The residents concerns about staff conduct

  1. The landlord’s code of conduct states that its operatives must be courteous, polite and considerate at all times and must never use coarse or foul language.  The resident reported that an operative called her a derogatory name in front of her children. As previously mentioned, she admitted swearing at the operatives, this is not condoned or considered acceptable by the Ombudsman. However, faced with such behaviour, operatives should not retaliate or drop their standards of professionalism.
  2. This service will not form a view on whether the staff member’s actions themselves were appropriate or inappropriate. Instead, it is our role to decide whether the landlord adequately investigated and responded to the complaint, and took proportionate action based on the information available. For example, the landlord would generally be expected to conduct interviews and gather evidence from all parties, making an informed decision based on its findings. For staff conduct complaints, landlords should carry out an independent investigation so that it can reach an informed and therefore fair and reasonable decision on the complaint raised.
  3. In its stage 1 response the landlord apologised for the behaviour of the staff member and indicated it would be dealt with in line with its internal conduct policy. This was the correct course of action, however the Ombudsman would have expected the landlord to share its overall feedback and the learning it had taken from investigation, whilst respecting the need for confidentiality. It did not do this which was shortcoming. Overall, it is the Ombudsman’s decision that there was no maladministration in the landlords handling of reports of staff conduct.

Determination

  1. In accordance with paragraph 52 of the Housing Ombudsman Scheme there was maladministration in the landlords handling of reports of damage to items in the residents property.
  2.  In accordance with paragraph 52 of the Housing Ombudsman Scheme there was no maladministration in the landlords handling of the resident’s concerns about staff conduct.
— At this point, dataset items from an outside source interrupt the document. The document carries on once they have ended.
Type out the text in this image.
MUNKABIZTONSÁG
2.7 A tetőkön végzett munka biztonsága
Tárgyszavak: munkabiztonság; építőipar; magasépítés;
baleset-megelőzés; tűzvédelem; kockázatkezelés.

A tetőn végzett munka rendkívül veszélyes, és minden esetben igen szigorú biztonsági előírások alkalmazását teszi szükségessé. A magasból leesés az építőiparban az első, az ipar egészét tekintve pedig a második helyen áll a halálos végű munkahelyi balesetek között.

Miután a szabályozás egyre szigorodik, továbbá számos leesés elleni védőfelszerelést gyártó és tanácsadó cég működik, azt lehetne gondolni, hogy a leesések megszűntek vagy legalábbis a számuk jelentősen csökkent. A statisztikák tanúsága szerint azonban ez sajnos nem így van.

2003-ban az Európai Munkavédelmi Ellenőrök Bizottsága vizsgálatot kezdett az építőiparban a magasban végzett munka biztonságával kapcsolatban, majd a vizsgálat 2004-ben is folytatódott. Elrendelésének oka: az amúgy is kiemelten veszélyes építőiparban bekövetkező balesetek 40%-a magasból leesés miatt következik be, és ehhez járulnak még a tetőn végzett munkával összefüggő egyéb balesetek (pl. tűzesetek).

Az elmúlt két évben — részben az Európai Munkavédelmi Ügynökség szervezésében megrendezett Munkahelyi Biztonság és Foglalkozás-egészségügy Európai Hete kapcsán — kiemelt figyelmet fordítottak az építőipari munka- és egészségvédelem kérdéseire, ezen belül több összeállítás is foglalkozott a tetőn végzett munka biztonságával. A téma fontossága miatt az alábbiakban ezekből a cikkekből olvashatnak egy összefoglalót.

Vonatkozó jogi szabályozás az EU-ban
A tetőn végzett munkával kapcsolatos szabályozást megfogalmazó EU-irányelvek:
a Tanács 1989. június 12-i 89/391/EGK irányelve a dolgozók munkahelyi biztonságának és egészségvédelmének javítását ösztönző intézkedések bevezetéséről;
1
Orders and recommendations

Orders

  1. Within 4 weeks from the date of this report, the landlord is ordered to pay the resident a total of £450. It must be paid directly to the resident and not offset against arrears. The sum is comprised of:
    1. £450 for the distress, inconvenience, time and trouble associated with the landlords handling of the residents reports of damaged items.
    2. If the sofa has not been repaired the landlord should offer the resident the option to have a joiner visit and repair it. If the joiner cannot fix the sofa, then the landlord should arrange for an upholsterer to repair it.
  2. The landlord must provide evidence of compliance with the above orders within the time limits specified.

Recommendations

  1. In all future instances the landlord should ensure that its disclaimer forms are comprehensively completed with all required detail, if it intends to rely on them as evidence.
  2. The landlord should contact the resident to discuss her concerns about the contractors entering her property in the presence of her son. It should then review the visit with the contractors and decide if it needs to change its practice.